Good farmland is used to produce opium and cocaine using a great deal of chemical fertilizer and pesticides. Many poor nations are overwhelmed with violence from competing drug cartels and gangs. One the other hand, in the US many police estimate that about 50% of thefts and assaults that occur in cities are from people stealing for drugs or fighting over them. As a result, no one in the world is truly safe from violence that is related to the war on drugs. This scenario allows governments to create sweeping laws, often violating the rights and freedoms of citizens, and hire legions of drug enforcement agents, prosecutors, social workers and prison guards. New by-laws by municipal governments fine landlords who do not inspect rentals for growing cannabis every couple of months. A conviction for simple possession of cannabis can lead to loss of education, employment and ability to travel. Drug testing is becoming more common in the workplace and schools. Testing positive for illegal drugs like marijuana can lead to suspension from professional and amateur sports.
Youth are easily lead into the drug trade because the profits are better than a normal entry-level job and the benefits of being popular while having access to cheap drugs are very attractive. Youth quickly develop cynicism toward their country if they are told they are free yet are not allowed to consume the substances they want. One strategy used by prohibitionists has been to distort the negative impacts of drugs, especially cannabis, to youth in an attempt to scare them into not using drugs.

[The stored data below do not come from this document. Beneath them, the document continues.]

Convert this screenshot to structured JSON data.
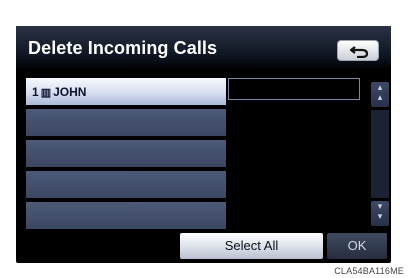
{
  "screen": {
    "title": "Delete Incoming Calls",
    "back_icon": "return-arrow-icon"
  },
  "list": {
    "rows": [
      {
        "index": "1",
        "icon": "phone-icon",
        "name": "JOHN",
        "selected": true
      },
      {
        "index": "",
        "name": "",
        "selected": false
      },
      {
        "index": "",
        "name": "",
        "selected": false
      },
      {
        "index": "",
        "name": "",
        "selected": false
      },
      {
        "index": "",
        "name": "",
        "selected": false
      }
    ]
  },
  "buttons": {
    "select_all": "Select All",
    "ok": "OK"
  },
  "scroll": {
    "up_icon": "page-up-icon",
    "down_icon": "page-down-icon"
  },
  "caption": "CLA54BA116ME"
}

However, many youth have realized that they were lied to, while others become curious after the school presentations. With no regulation governing the production of drugs, both youth and adults are vulnerable to contaminated substances, sometimes leading to overdoses or other serious medical problems. Intravenous drug use has caused a series of health and social problems, ranging from the Hep C epidemic occurring in East Vancouver and in the prison system, to discarded, infected needles sticking into people in parks.
Families are torn apart by the drug war in many ways, with children being taken from parents who use illegal drugs in many countries and access to children denied or restricted after even an accusation of illegal drug use. People with physical and mental health medical problems often resort to trying illegal drugs in an attempt to kill pain or block out bad memories, sometimes leading to poly-drug addictions. Every country in the world has problems related to the war on drugs, though few of those problems are the result of the actual use of the drugs themselves.